不思議なものです。姉を装うことで彼女が経験した恐怖・痛み・苦しみ。心と身体に刻まれたそれらが愛涙を“愛涙”たらしめる。自分の痛みを知ることで“自分”を知る。自分の痛みを知ることで誰かの痛みも知る。優しい愛涙らしい成長の仕方ですよね。
第2幕 猛獣使いのカフカ
猛獣使いのカフカ視点。
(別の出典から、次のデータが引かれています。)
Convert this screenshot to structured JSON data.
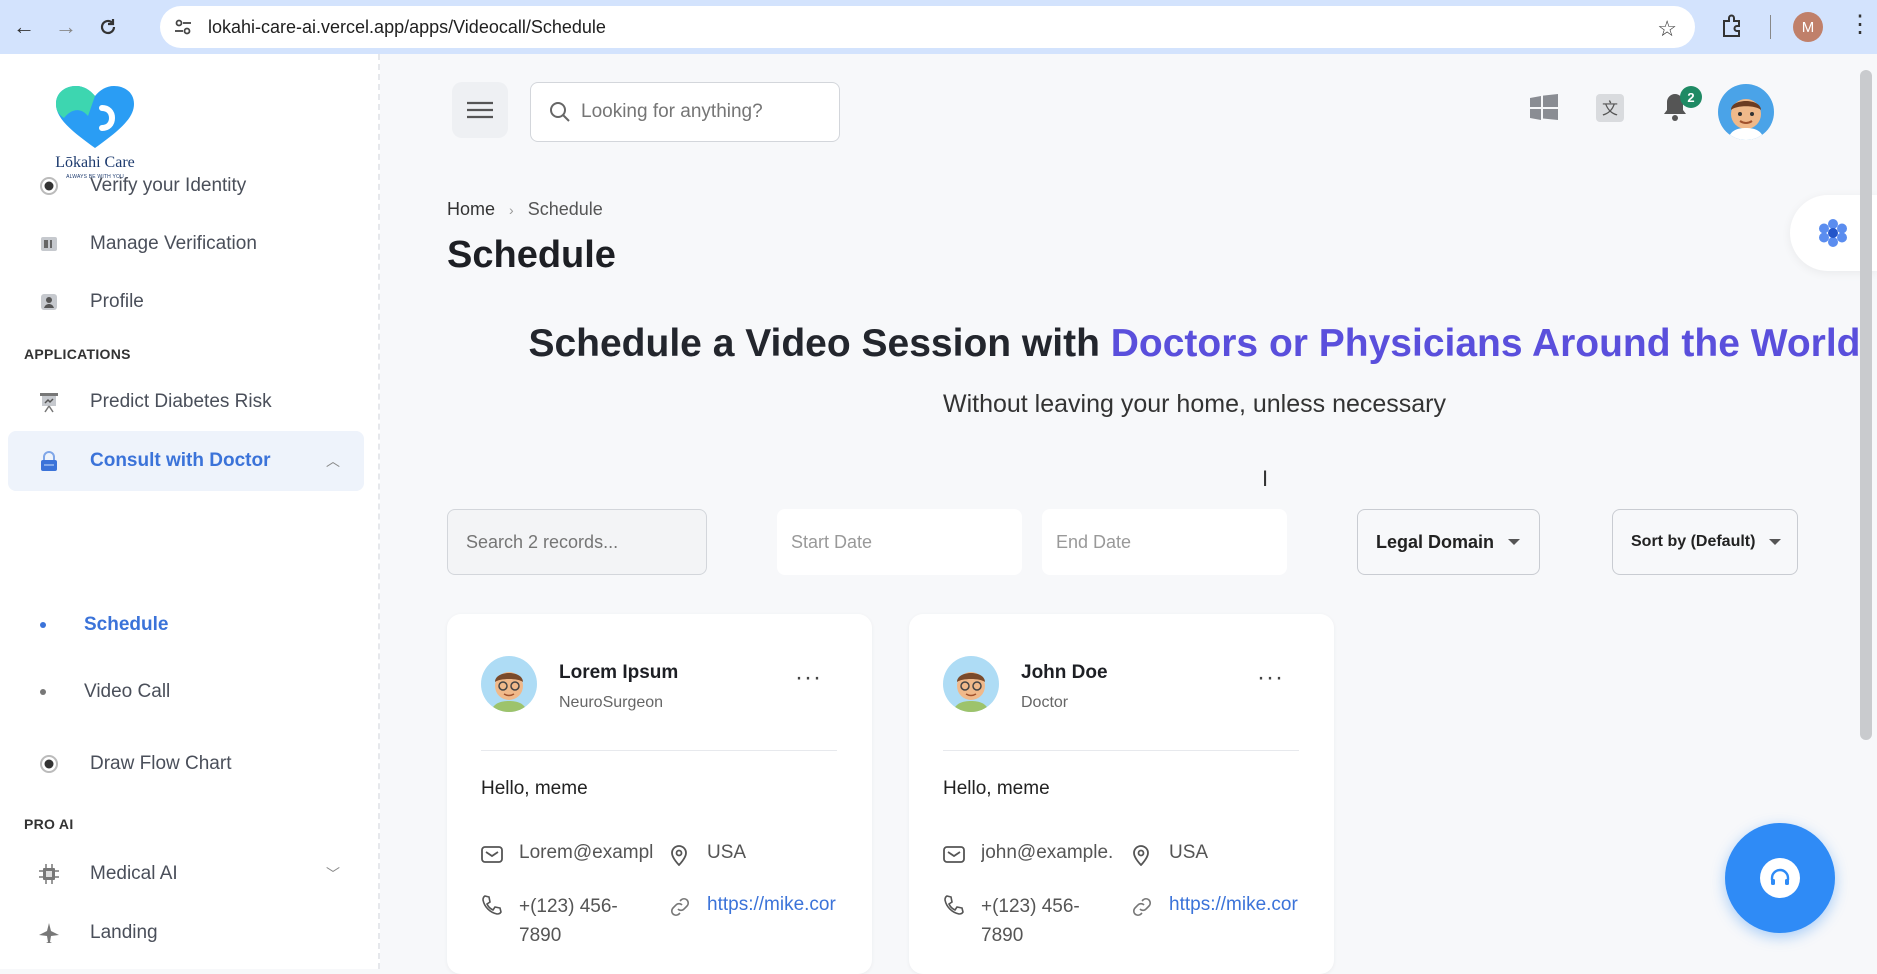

カフカの章は不器用で悲しげではかなくて、花で喩えるならかすみ草のようなおはなし。
愛想笑いもご機嫌取りも大の苦手で、人のために笑わなくてもいい生き方が欲しかったカフカ。
「私は貴方のように笑うことが出来ません」
(中略)
だから、あなたのように美しくは、なれない。
口元に美しい笑みを浮かべることのできる“人形”のチャペックに放ったその言葉は、彼女の「それだけ」という言葉の中で溶けていく。それだけ。そう、笑うだけ。
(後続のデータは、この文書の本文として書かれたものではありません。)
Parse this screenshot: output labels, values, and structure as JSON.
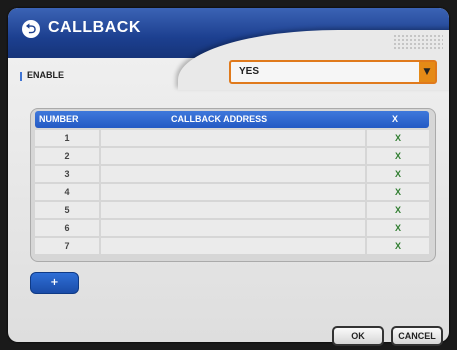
{
  "window": {
    "title": "CALLBACK",
    "title_icon": "circle-arrow-icon"
  },
  "enable": {
    "label": "ENABLE",
    "value": "YES",
    "arrow_icon": "dropdown-arrow-icon"
  },
  "table": {
    "headers": [
      "NUMBER",
      "CALLBACK ADDRESS",
      "X"
    ],
    "rows": [
      {
        "number": "1",
        "address": "",
        "delete": "X"
      },
      {
        "number": "2",
        "address": "",
        "delete": "X"
      },
      {
        "number": "3",
        "address": "",
        "delete": "X"
      },
      {
        "number": "4",
        "address": "",
        "delete": "X"
      },
      {
        "number": "5",
        "address": "",
        "delete": "X"
      },
      {
        "number": "6",
        "address": "",
        "delete": "X"
      },
      {
        "number": "7",
        "address": "",
        "delete": "X"
      }
    ]
  },
  "add_button": {
    "label": "+"
  },
  "buttons": {
    "ok": "OK",
    "cancel": "CANCEL"
  },
  "colors": {
    "title_bar": "#1c3f8f",
    "accent": "#245ac4",
    "dropdown_border": "#e07a1c",
    "delete_x": "#2f7d2f"
  }
}
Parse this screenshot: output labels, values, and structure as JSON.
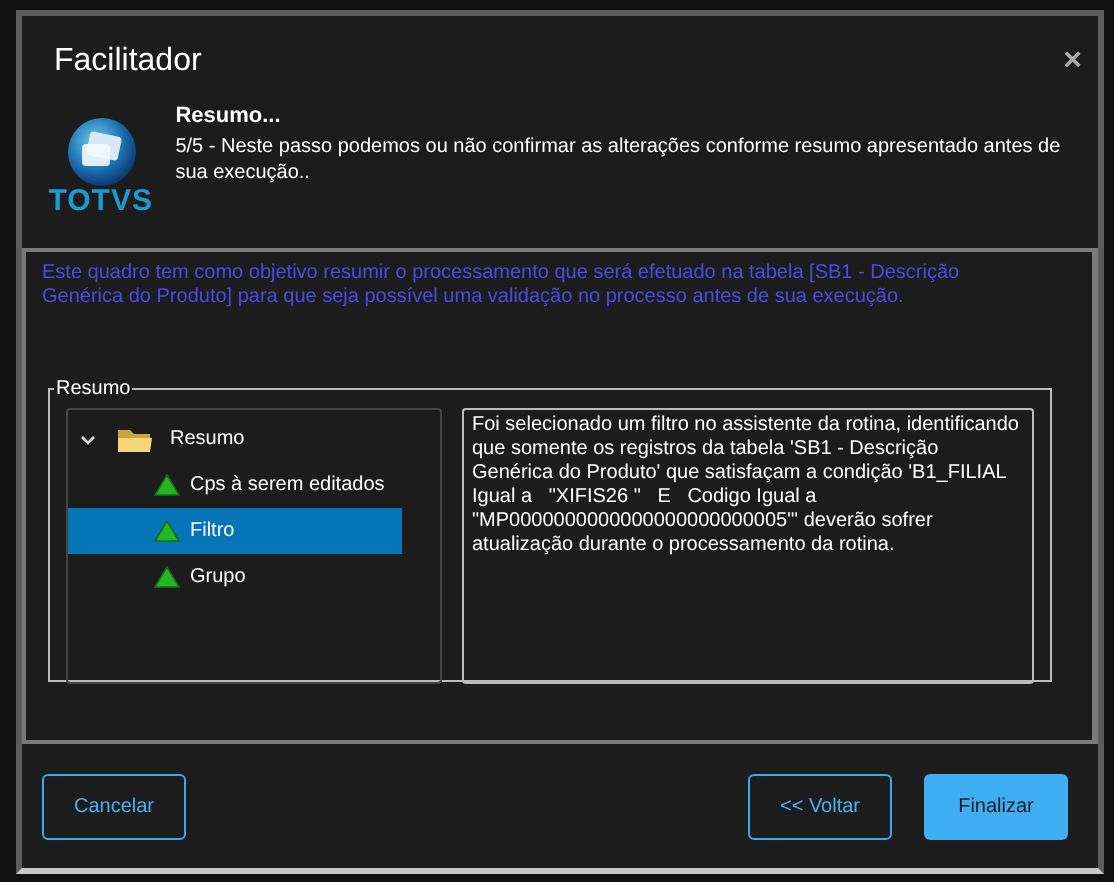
{
  "window": {
    "title": "Facilitador",
    "close": "×"
  },
  "header": {
    "logo_text": "TOTVS",
    "title": "Resumo...",
    "description": "5/5 - Neste passo podemos ou não confirmar as alterações conforme resumo apresentado antes de sua execução.."
  },
  "info": "Este quadro tem como objetivo resumir o processamento que será efetuado na tabela [SB1 - Descrição Genérica do Produto] para que seja possível uma validação no processo antes de sua execução.",
  "group": {
    "label": "Resumo",
    "tree": [
      {
        "label": "Resumo",
        "expanded": true,
        "selected": false,
        "children": [
          {
            "label": "Cps à serem editados",
            "selected": false
          },
          {
            "label": "Filtro",
            "selected": true
          },
          {
            "label": "Grupo",
            "selected": false
          }
        ]
      }
    ],
    "detail": "Foi selecionado um filtro no assistente da rotina, identificando que somente os registros da tabela 'SB1 - Descrição Genérica do Produto' que satisfaçam a condição 'B1_FILIAL Igual a   \"XIFIS26 \"   E   Codigo Igual a \"MP0000000000000000000000005\"' deverão sofrer atualização durante o processamento da rotina."
  },
  "buttons": [
    {
      "label": "Cancelar",
      "kind": "outline"
    },
    {
      "label": "<< Voltar",
      "kind": "outline"
    },
    {
      "label": "Finalizar",
      "kind": "primary"
    }
  ]
}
人を遠ざける孤独な少女が、人との出会い、そして、別れで成長する。カフカの矛盾した成長の最後には泣きました。
第3幕 歌姫アンデルセン
歌姫のアンデルセン視点。他のおはなしとは違ってちょっぴりアダルティ。官能的でもあるし、裏社会的なスリリングもあり。ここでようやく、奔放で高慢に見えたアンデルセンの心根が見えてきます。誤解を抱かれやすいけど、この子は誰よりも熱く優しい子でしたね。
あたしは、彼女がこの舞台にはふさわしくないと思う。けれど、彼女はそれをはねのけても、舞台に上がるだけの、才がある。
才があるのならば、そこに美しい芸があるのならば、仕方がないとあたしは思う。
(中略)
不平等さも、美しさだから。
人を認めるというのは、人を好きになることよりも難しいことだと思うのです。おそらくそれは、アンデルセンも、わかっていること。彼女は自分の舞台を愛しているのではなく、自分たちの舞台を愛しているから、守る。本当にもう…誤解されやすい子ッ!
閉幕 ブランコ乗りのサン=テグジュペリⅢ
涙海視点。姉の本心と、すれ違う双子が迎える結末のおはなし。最初は嫌なヤツ感あるのですが、最後…ッ!良い!
涙海は愛涙に毅然とふるまいすぎたし、愛涙は涙海に優しくありすぎたのだと思う。“8代目サン=テグジュペリ”涙海も愛涙も、この偉大な看板ばかり見ていた。そこに透ける姉妹の想いには気づかないまま。
ブランコに乗るように、一度はつないだ手を。
空を飛ぶために離す。
行きたい場所に、行けるように。
ブランコ乗りの双子らしい結末でした。
一見、華やかで幻想的に見える文章。ときどきそこから垣間見える残酷さ。まるで〔女の子〕を凝縮したような、そんな1冊。
2017年8月8日に加筆修正しました。